Oleh: Jacob Ereste
Sebagai rasa syukur warga komunitas masyarakat *AKUR* Sunda Wiwitan Cigugur menerima cinderamata berupa Patung Lodaya sebagai karya terbaik Maestro pematung kelas dunia, I Nyoman Nuarta yang diperuntukkan secara spesial sebagai tanda kasih dalam peringatan Milangkala Pupuhu Pangeran Djatikusumah yang ke 93 tahun, akan diresmikan pada hari, Sabtu 15 Oktober 2022, pukul 07.30 di halaman Gedung Paseban Tri Panca Tunggal Cigugur Kuningan Jawa Barat.
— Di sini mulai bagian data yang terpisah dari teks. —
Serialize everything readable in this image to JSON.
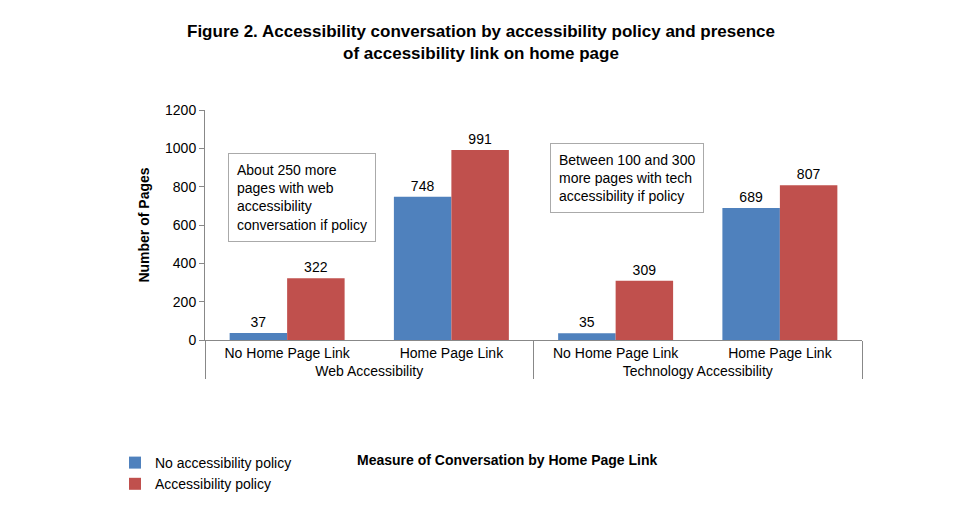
{
  "chart_data": {
    "type": "bar",
    "title": "Figure 2. Accessibility conversation by accessibility policy and presence\nof accessibility link on home page",
    "y_label": "Number of Pages",
    "x_label": "Measure of Conversation by Home Page Link",
    "categories": [
      "No Home Page Link",
      "Home Page Link",
      "No Home Page Link",
      "Home Page Link"
    ],
    "category_groups": [
      "Web Accessibility",
      "Web Accessibility",
      "Technology Accessibility",
      "Technology Accessibility"
    ],
    "series": [
      {
        "name": "No accessibility policy",
        "color": "#4f81bd",
        "values": [
          37,
          748,
          35,
          689
        ]
      },
      {
        "name": "Accessibility policy",
        "color": "#c0504d",
        "values": [
          322,
          991,
          309,
          807
        ]
      }
    ],
    "annotations": [
      "About 250 more\npages with web\naccessibility\nconversation if policy",
      "Between 100 and 300\nmore pages with tech\naccessibility if policy"
    ],
    "ylim": [
      0,
      1200
    ],
    "yticks": [
      0,
      200,
      400,
      600,
      800,
      1000,
      1200
    ],
    "grid": false,
    "legend": "bottom-left",
    "data_labels": true
  }
}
Acara akan dengan kolaborasi sajian budaya Adat Bali dan Adat Sunda yang mengusung tema BaliKaSunda, kata Eko Sriyanto Galgendu lewat rilis resminya yang mewakili keluarga masyarakat AKUR Sunda Wiwitan, Kamis petang, 13 Oktober 2022 sambil bersiap untuk hadir bersama Tim GMRI (Gerakan Moral Rekonsiliasi Indonesia) yang memperjuangkan gerakan kebangkitan kesadaran dan pemahaman spiritual untuk bangsa Indonesia guna menyambut peradaban dunia yang baru untuk masa depan.
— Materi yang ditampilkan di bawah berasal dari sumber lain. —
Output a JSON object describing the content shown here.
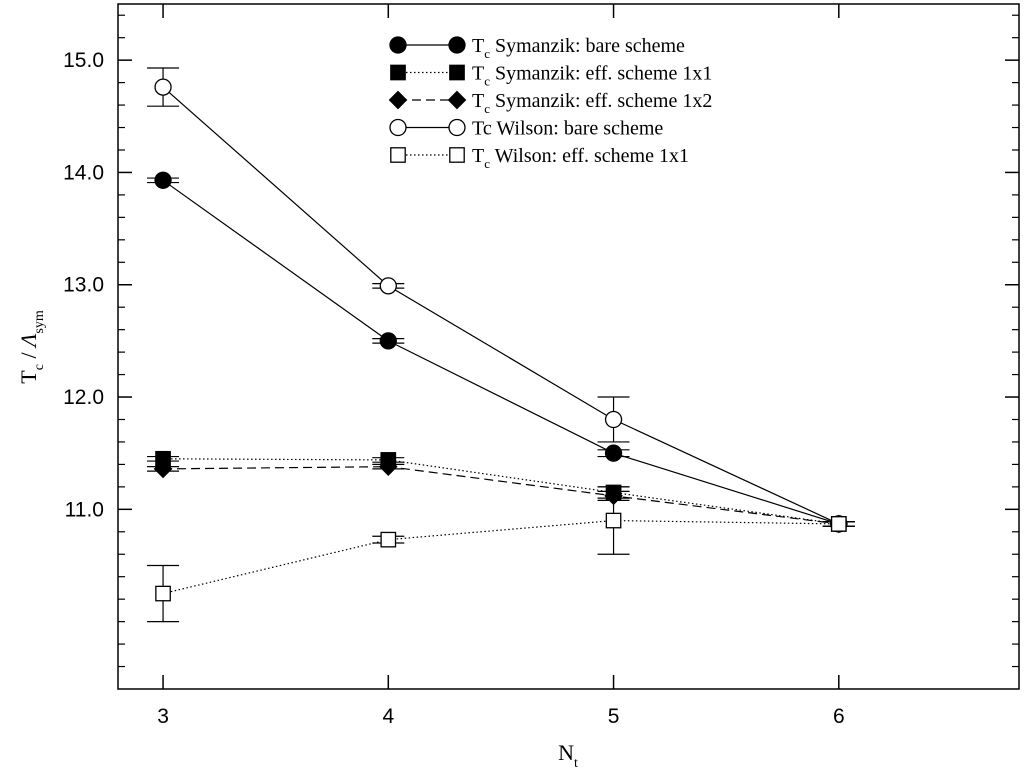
{
  "chart_data": {
    "type": "line",
    "xlabel": {
      "main": "N",
      "sub": "t"
    },
    "ylabel": {
      "main": "T",
      "sub": "c",
      "sep": " / ",
      "main2": "Λ",
      "sub2": "sym"
    },
    "xlim": [
      2.8,
      6.8
    ],
    "ylim": [
      9.4,
      15.5
    ],
    "xticks": [
      3,
      4,
      5,
      6
    ],
    "yticks": [
      11.0,
      12.0,
      13.0,
      14.0,
      15.0
    ],
    "ytick_labels": [
      "11.0",
      "12.0",
      "13.0",
      "14.0",
      "15.0"
    ],
    "yminor": [
      9.6,
      9.8,
      10.0,
      10.2,
      10.4,
      10.6,
      10.8,
      11.2,
      11.4,
      11.6,
      11.8,
      12.2,
      12.4,
      12.6,
      12.8,
      13.2,
      13.4,
      13.6,
      13.8,
      14.2,
      14.4,
      14.6,
      14.8,
      15.2,
      15.4
    ],
    "grid": false,
    "legend_position": "top-center",
    "series": [
      {
        "name_main": "T",
        "name_sub": "c",
        "name_rest": " Symanzik: bare scheme",
        "marker": "circle",
        "filled": true,
        "line": "solid",
        "x": [
          3,
          4,
          5,
          6
        ],
        "y": [
          13.93,
          12.5,
          11.5,
          10.87
        ],
        "yerr": [
          0.02,
          0.02,
          0.03,
          0.02
        ]
      },
      {
        "name_main": "T",
        "name_sub": "c",
        "name_rest": " Symanzik: eff. scheme 1x1",
        "marker": "square",
        "filled": true,
        "line": "dotted",
        "x": [
          3,
          4,
          5,
          6
        ],
        "y": [
          11.45,
          11.44,
          11.15,
          10.87
        ],
        "yerr": [
          0.02,
          0.02,
          0.05,
          0.02
        ]
      },
      {
        "name_main": "T",
        "name_sub": "c",
        "name_rest": " Symanzik: eff. scheme 1x2",
        "marker": "diamond",
        "filled": true,
        "line": "dashed",
        "x": [
          3,
          4,
          5,
          6
        ],
        "y": [
          11.36,
          11.38,
          11.12,
          10.87
        ],
        "yerr": [
          0.02,
          0.02,
          0.04,
          0.02
        ]
      },
      {
        "name_main": "Tc Wilson: bare scheme",
        "name_sub": "",
        "name_rest": "",
        "marker": "circle",
        "filled": false,
        "line": "solid",
        "x": [
          3,
          4,
          5,
          6
        ],
        "y": [
          14.76,
          12.99,
          11.8,
          10.87
        ],
        "yerr": [
          0.17,
          0.02,
          0.2,
          0.02
        ]
      },
      {
        "name_main": "T",
        "name_sub": "c",
        "name_rest": " Wilson: eff. scheme 1x1",
        "marker": "square",
        "filled": false,
        "line": "dotted",
        "x": [
          3,
          4,
          5,
          6
        ],
        "y": [
          10.25,
          10.73,
          10.9,
          10.87
        ],
        "yerr": [
          0.25,
          0.03,
          0.3,
          0.02
        ]
      }
    ]
  }
}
Sebagai wakil keluarga warga Sunda Wiwitan, Eko Sriyanto Galgendu mengundang dengan segala kerendahan hati, memohon doa serta kesudian hadir kepada yang berminat untuk ikut menjadi saksi sejarah pertautan budaya dalam kewelas asihan, ungkapnya.
Pemahaman terhadap ajaran Sunda Wiwitan yang bermula dari Muhamad Rais yang lebih familiar disebut Madrais itu, dijaga dengan baik oleh generasi penerus, Pangeran Djatikusumah yang dikenal dalam pikukuh yang memusatkan perhatian pada hubungan — trilogi — Tuhan, manusia dan alam.
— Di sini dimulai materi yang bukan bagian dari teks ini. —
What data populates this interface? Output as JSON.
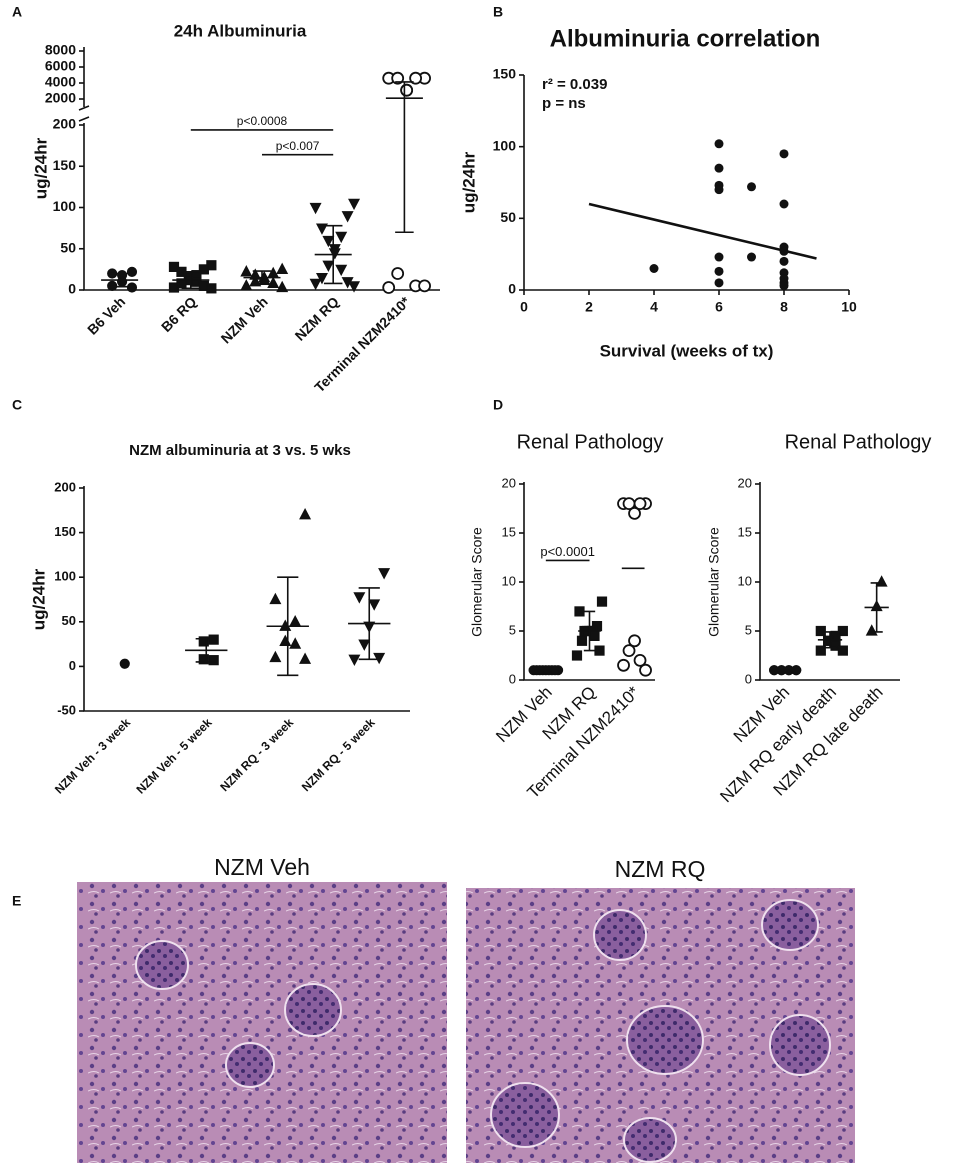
{
  "panel_labels": [
    "A",
    "B",
    "C",
    "D",
    "E"
  ],
  "chart_data": [
    {
      "type": "dot",
      "title": "24h Albuminuria",
      "ylabel": "ug/24hr",
      "categories": [
        "B6 Veh",
        "B6 RQ",
        "NZM Veh",
        "NZM RQ",
        "Terminal NZM2410*"
      ],
      "markers": [
        "circle",
        "square",
        "triangle",
        "triangle-down",
        "circle-open"
      ],
      "points": [
        [
          22,
          20,
          18,
          10,
          5,
          3
        ],
        [
          30,
          28,
          25,
          22,
          18,
          15,
          12,
          10,
          8,
          5,
          3,
          2
        ],
        [
          25,
          22,
          20,
          18,
          15,
          12,
          10,
          8,
          5,
          3
        ],
        [
          105,
          100,
          90,
          75,
          65,
          60,
          50,
          45,
          30,
          25,
          15,
          10,
          8,
          5
        ],
        [
          4600,
          4600,
          4600,
          4600,
          3100,
          3100,
          20,
          5,
          3,
          5
        ]
      ],
      "means": [
        12,
        12,
        15,
        43,
        2100
      ],
      "sd": [
        8,
        10,
        8,
        35,
        2030
      ],
      "ylim": [
        0,
        200
      ],
      "yticks": [
        0,
        50,
        100,
        150,
        200
      ],
      "upper": {
        "ylim": [
          1000,
          8500
        ],
        "yticks": [
          2000,
          4000,
          6000,
          8000
        ]
      },
      "brackets": [
        {
          "text": "p<0.0008",
          "from": 1,
          "to": 3,
          "y": 194
        },
        {
          "text": "p<0.007",
          "from": 2,
          "to": 3,
          "y": 164
        }
      ]
    },
    {
      "type": "scatter",
      "title": "Albuminuria correlation",
      "xlabel": "Survival (weeks of tx)",
      "ylabel": "ug/24hr",
      "annotations": [
        "r² = 0.039",
        "p = ns"
      ],
      "x": [
        4,
        6,
        6,
        6,
        6,
        6,
        6,
        6,
        7,
        7,
        8,
        8,
        8,
        8,
        8,
        8,
        8,
        8,
        8
      ],
      "values": [
        15,
        102,
        85,
        73,
        70,
        23,
        13,
        5,
        72,
        23,
        95,
        60,
        30,
        27,
        20,
        12,
        8,
        5,
        3
      ],
      "fit": {
        "x": [
          2,
          9
        ],
        "values": [
          60,
          22
        ]
      },
      "xlim": [
        0,
        10
      ],
      "xticks": [
        0,
        2,
        4,
        6,
        8,
        10
      ],
      "ylim": [
        0,
        150
      ],
      "yticks": [
        0,
        50,
        100,
        150
      ]
    },
    {
      "type": "dot",
      "title": "NZM albuminuria at 3 vs. 5 wks",
      "ylabel": "ug/24hr",
      "categories": [
        "NZM Veh - 3 week",
        "NZM Veh - 5 week",
        "NZM RQ - 3 week",
        "NZM RQ - 5 week"
      ],
      "markers": [
        "circle",
        "square",
        "triangle",
        "triangle-down"
      ],
      "points": [
        [
          3
        ],
        [
          30,
          28,
          8,
          7
        ],
        [
          170,
          75,
          50,
          45,
          28,
          25,
          10,
          8
        ],
        [
          105,
          78,
          70,
          45,
          25,
          10,
          8
        ]
      ],
      "means": [
        null,
        18,
        45,
        48
      ],
      "sd": [
        null,
        13,
        55,
        40
      ],
      "ylim": [
        -50,
        200
      ],
      "yticks": [
        -50,
        0,
        50,
        100,
        150,
        200
      ]
    },
    {
      "type": "dot",
      "title": "Renal Pathology",
      "ylabel": "Glomerular Score",
      "categories": [
        "NZM Veh",
        "NZM RQ",
        "Terminal NZM2410*"
      ],
      "markers": [
        "circle",
        "square",
        "circle-open"
      ],
      "points": [
        [
          1,
          1,
          1,
          1,
          1,
          1,
          1,
          1,
          1
        ],
        [
          8,
          7,
          5.5,
          5,
          5,
          5,
          5,
          4.5,
          4,
          3,
          2.5
        ],
        [
          18,
          18,
          18,
          18,
          17,
          4,
          3,
          2,
          1.5,
          1
        ]
      ],
      "means": [
        1,
        5,
        11.4
      ],
      "sd": [
        null,
        2,
        null
      ],
      "ylim": [
        0,
        20
      ],
      "yticks": [
        0,
        5,
        10,
        15,
        20
      ],
      "brackets": [
        {
          "text": "p<0.0001",
          "from": 0,
          "to": 1,
          "y": 12.2
        }
      ]
    },
    {
      "type": "dot",
      "title": "Renal Pathology",
      "ylabel": "Glomerular Score",
      "categories": [
        "NZM Veh",
        "NZM RQ early death",
        "NZM RQ late death"
      ],
      "markers": [
        "circle",
        "square",
        "triangle"
      ],
      "points": [
        [
          1,
          1,
          1,
          1,
          1,
          1,
          1,
          1
        ],
        [
          5,
          5,
          4.5,
          4,
          4,
          3.5,
          3,
          3
        ],
        [
          10,
          7.5,
          5
        ]
      ],
      "means": [
        1,
        4.1,
        7.4
      ],
      "sd": [
        null,
        0.8,
        2.5
      ],
      "ylim": [
        0,
        20
      ],
      "yticks": [
        0,
        5,
        10,
        15,
        20
      ]
    }
  ],
  "histology": {
    "titles": [
      "NZM Veh",
      "NZM RQ"
    ]
  }
}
Ajaran kemuliaan para leluhur ini, tidak hanya sebatas monoteisme, karena justru lebih konfrehensif mengatur tarta hubungan antara manusia dengan Tuhan, hubungan manusia dengan manusia serta hubungan manusia dengan alam.
Laku spiritual kepercayaan yang khas bercorak lokal Jawa Barat ini, terdapat di berbagai tempat, tidak cuma di Cigugur, Kuningan, tetapi juga ada di Kenekes, Lebak, Citagelar Kasepuhan Banten Kidul, Cisolok, Sukabumi dan Kampung Naga.
Ajaran dan pemahaman Sunda Wiwitan untuk pertama diperkenalkan oleh Sadewa Alibassa Koesoema Widayaningrat, atau Muhamad Rais dan yang lebih populer disebut Madrais.
Konon kisahnya, tokoh utama cikal bakal Sunda Wiwitan ini pun memiliki garis keturunan dari Walisongo, putra dari Pangeran Keraton Gebang yang bernama Alibassa dengan permaisuri R. Kastewi berasal dari keturunan Tumenggung Jatadipura yang terlahir pada 9 Maulud 1765 Hijriyah (1832 Masehi) di Susukan Ciwagebang.
Ketika masih dalam usia balikan itu, ayahnya sedang diburu oleh kolonial Belanda, sehingga sang orok Madrais ditutipkan kepada Ki. Sastrawardana di Cigugur.
Pada tahun 1869 Masehi, Madrais mukai terlibat pertempuran melawan Belanda di Tambun, Bekasi. Ia dikenal dengan sebutan Rama Pangeran Alibassa dari Cirebon.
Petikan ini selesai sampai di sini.